Intervention de Monique Cerisier-ben Guiga

Réunion du 7 avril 2011 à 21h30
Bioéthique — Articles additionnels après l'article 22 quater

Photo de Monique Cerisier-ben GuigaMonique Cerisier-ben Guiga :

Je constate que les sénateurs représentant les Français établis hors de France se retrouvent parfois, au-delà des clivages politiques !

À mon tour, je voudrais insister sur le fait que nous sommes les législateurs.

La maxime, évidente pendant des millénaires, selon laquelle la mère est celle qui accouche est déjà contredite par l’adoption plénière. Il y a donc belle lurette que ce grand principe a été dépassé !

Cela étant dit, la gestation pour autrui est un sujet sur lequel il est difficile de se forger une opinion.

Personnellement, je soutiens sa légalisation. J’ai arrêté cette position après avoir participé pendant un an aux réflexions du groupe de travail Terra Nova, lequel comprenait des psychologues, des psychanalystes, des anthropologues, des médecins obstétriciens, des spécialistes de déontologie, qui tous avaient beaucoup lu sur le sujet, essentiellement en anglais malheureusement, car il existe très peu d’études en français.

S’il est difficile de se faire une opinion, en particulier pour une femme, c’est d’abord parce que le vécu et les motivations d’une mère porteuse ne peuvent pas être évalués à l’aune d’une expérience de la maternité vécue dans le cadre d’une relation amoureuse. Une femme qui a l’expérience d’une maternité traditionnelle ne peut pas facilement admettre d’emblée la pratique de la mère porteuse.

Quoi qu’il en soit, nous sommes confrontés à une réalité qui a deux versants, l’un sordide, l’autre altruiste.

Le versant sordide a été très largement médiatisé. En Inde et en Ukraine, des femmes pauvres sont exploitées par des cliniques spécialisées en vue de répondre à la demande de riches couples étrangers ; il s’agit alors d’une activité lucrative qui instrumentalise le corps humain et le transforme en un produit marchand.

Sénatrice représentant les Français établis à l’étranger, j’ai été confrontée à ces pratiques. Elles me révulsent, d’autant qu’elles ont de lourdes conséquences pour les enfants qui en sont issus, dont l’histoire n’est pas plus racontable que celle d’un enfant qu’on est allé acheter dans un orphelinat ; une telle histoire ne peut pas servir de base à la construction de leur personnalité.

Cela étant, la fécondation in vitro existe depuis maintenant vingt-cinq ans. L’enfant ainsi conçu n’est pas non plus l’enfant biologique de la mère porteuse. Cette expérience nous donne du recul.

En outre, des études approfondies font apparaître nombre de fort bons exemples, en matière de gestation pour autrui, en Grande-Bretagne, au Canada, ainsi que dans certains États américains. Je ne crois pas que le législateur anglais ou canadien ait moins de sens moral que le législateur français. Il a autorisé cette pratique exceptionnelle en l’encadrant de façon adéquate. Il s’agissait en particulier d’apporter une réponse aux nombreuses jeunes femmes dont les mères ont pris du distilbène pendant qu’elles étaient enceintes d’elles et qui sont aujourd'hui privées d’utérus.

C’est pourquoi je défends la législation et l’encadrement de la GPA en France, sur les bases de ce qui fonctionne dans des conditions d’humanité irréprochables dans des pays démocratiques semblables au nôtre.
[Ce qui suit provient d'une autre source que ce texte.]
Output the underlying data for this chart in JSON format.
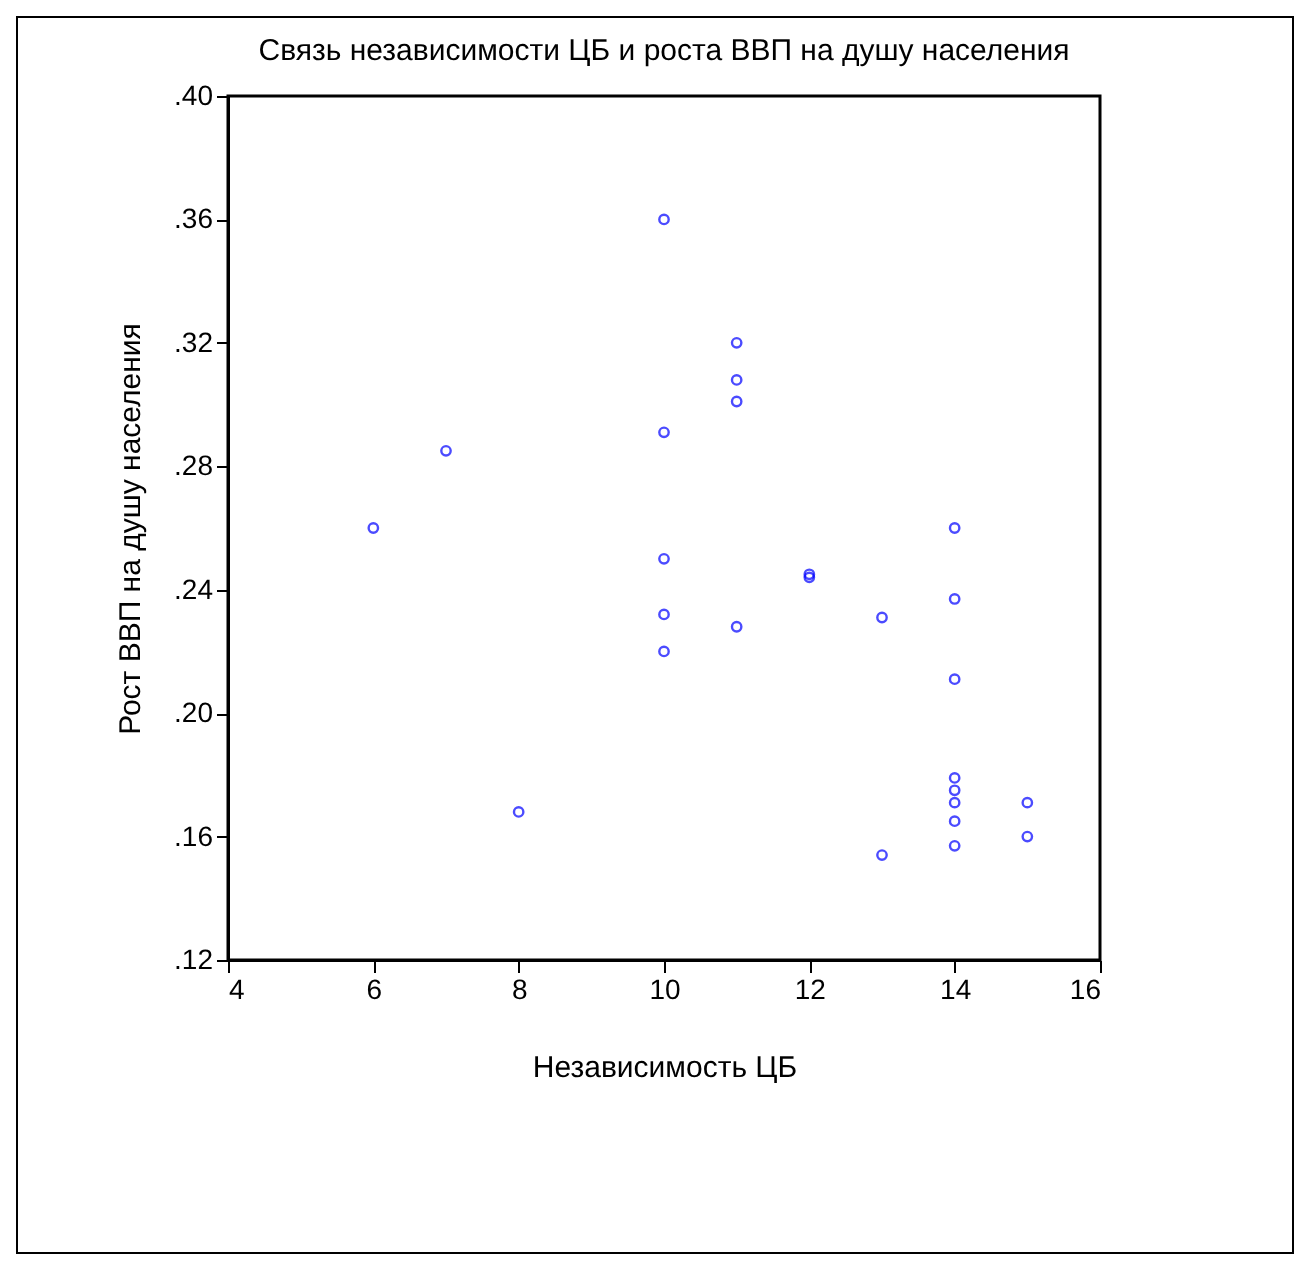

De mon point de vue, le principe de base à respecter pour garantir la réussite de la GPA est que la future mère porteuse, femme en bonne santé dont les précédentes grossesses ont été faciles et heureuses, choisisse elle-même la femme privée de la capacité d’enfanter et décide d’être enceinte pour elle, avec elle. J’ai lu cette phrase écrite par une mère porteuse à la mère d’intention quand elle a appris que l’implantation de l’embryon avait réussi : « Nous sommes enceintes ! »

À cette condition, l’encadrement législatif va garantir la liberté de la mère porteuse, le suivi médical, social et psychologique des couples concernés, la mère porteuse étant le plus souvent une femme mariée.

Une relation de complicité et d’amitié est décrite dans tous ces cas entre la mère porteuse et la mère d’intention. La mère porteuse n’est pas au service de la mère d’intention ; c’est la mère d’intention qui est son obligée. En conséquence, la compensation financière est en réalité un contre-don au don qui est fait par la mère porteuse.

Il est grand temps de légaliser la GPA en France, afin que nous n’ayons plus à lire dans la presse que des enfants vivant dans notre pays, enfants biologiques de leurs parents français, sont privés du droit d’avoir un état civil français parce que leur mère porteuse résidait à l’étranger.